The most plausible scenario is that DOI offers all available 1.56 million acres for sale, and oil and gas companies bid on 50 percent—the total portion of parcels adjacent to the Coastal Plain they’ve historically bid on; and they bid an average of $53.21/acre—the average received for all onshore North Slope sales over the last five years. In that scenario, federal taxpayers would receive a mere $20.8 million.
Despite an overwhelming lack of evidence that drilling in the Arctic will provide any significant revenue or overall taxpayer benefit, the Department of the Interior continues to push forward with leasing at record pace.
They are considering four main alternatives of varying acreages with varying restrictions to offer in upcoming lease sales and their plan is expected to be final this fall.
Next week, the House will vote on a bill to repeal the oil and gas drilling authorization included in the 2017 Tax Bill. Putting the brakes on this drilling proposal makes a lot of sense to us.

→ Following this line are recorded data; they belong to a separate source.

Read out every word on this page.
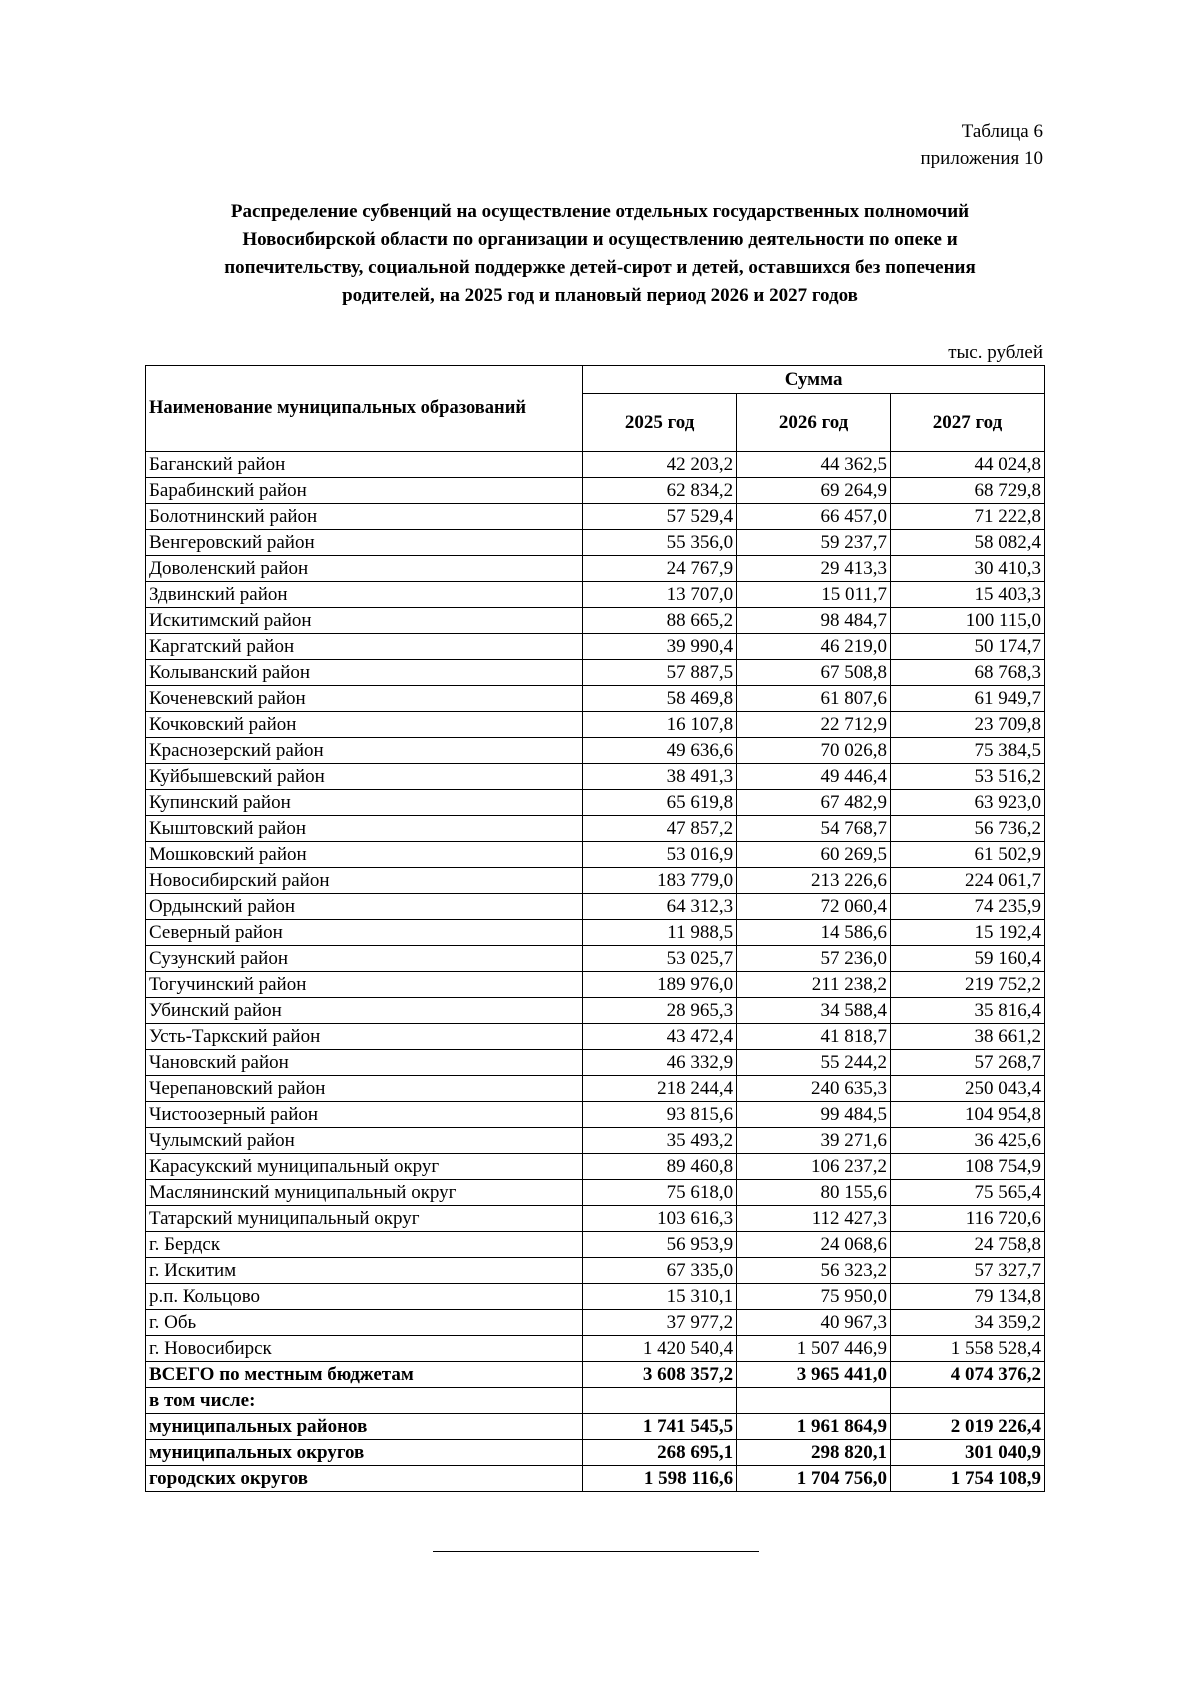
Таблица 6
приложения 10
Распределение субвенций на осуществление отдельных государственных полномочий
Новосибирской области по организации и осуществлению деятельности по опеке и
попечительству, социальной поддержке детей-сирот и детей, оставшихся без попечения
родителей, на 2025 год и плановый период 2026 и 2027 годов
тыс. рублей
Наименование муниципальных образований	Сумма		
	2025 год	2026 год	2027 год
Баганский район	42 203,2	44 362,5	44 024,8
Барабинский район	62 834,2	69 264,9	68 729,8
Болотнинский район	57 529,4	66 457,0	71 222,8
Венгеровский район	55 356,0	59 237,7	58 082,4
Доволенский район	24 767,9	29 413,3	30 410,3
Здвинский район	13 707,0	15 011,7	15 403,3
Искитимский район	88 665,2	98 484,7	100 115,0
Каргатский район	39 990,4	46 219,0	50 174,7
Колыванский район	57 887,5	67 508,8	68 768,3
Коченевский район	58 469,8	61 807,6	61 949,7
Кочковский район	16 107,8	22 712,9	23 709,8
Краснозерский район	49 636,6	70 026,8	75 384,5
Куйбышевский район	38 491,3	49 446,4	53 516,2
Купинский район	65 619,8	67 482,9	63 923,0
Кыштовский район	47 857,2	54 768,7	56 736,2
Мошковский район	53 016,9	60 269,5	61 502,9
Новосибирский район	183 779,0	213 226,6	224 061,7
Ордынский район	64 312,3	72 060,4	74 235,9
Северный район	11 988,5	14 586,6	15 192,4
Сузунский район	53 025,7	57 236,0	59 160,4
Тогучинский район	189 976,0	211 238,2	219 752,2
Убинский район	28 965,3	34 588,4	35 816,4
Усть-Таркский район	43 472,4	41 818,7	38 661,2
Чановский район	46 332,9	55 244,2	57 268,7
Черепановский район	218 244,4	240 635,3	250 043,4
Чистоозерный район	93 815,6	99 484,5	104 954,8
Чулымский район	35 493,2	39 271,6	36 425,6
Карасукский муниципальный округ	89 460,8	106 237,2	108 754,9
Маслянинский муниципальный округ	75 618,0	80 155,6	75 565,4
Татарский муниципальный округ	103 616,3	112 427,3	116 720,6
г. Бердск	56 953,9	24 068,6	24 758,8
г. Искитим	67 335,0	56 323,2	57 327,7
р.п. Кольцово	15 310,1	75 950,0	79 134,8
г. Обь	37 977,2	40 967,3	34 359,2
г. Новосибирск	1 420 540,4	1 507 446,9	1 558 528,4
ВСЕГО по местным бюджетам	3 608 357,2	3 965 441,0	4 074 376,2
в том числе:			
муниципальных районов	1 741 545,5	1 961 864,9	2 019 226,4
муниципальных округов	268 695,1	298 820,1	301 040,9
городских округов	1 598 116,6	1 704 756,0	1 754 108,9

We don’t like deficits. And sure, revenue helps. But you have to look at the whole equation and make sure that a relatively small amount of short-term revenue doesn’t turn into costly long-term liabilities. Drilling in the Arctic refuge will be difficult and costs from mistakes high. Right now oil and gas is plentiful and prices are low, so this isn’t the time to develop marginal areas. It’s not like the oil is going away. So without huge returns, this action will put taxpayers on the hook for a lot of risk with little potential reward. In the current fiscal and energy climate, if drilling proposals in the Arctic Refuge move forward the joke’s on us.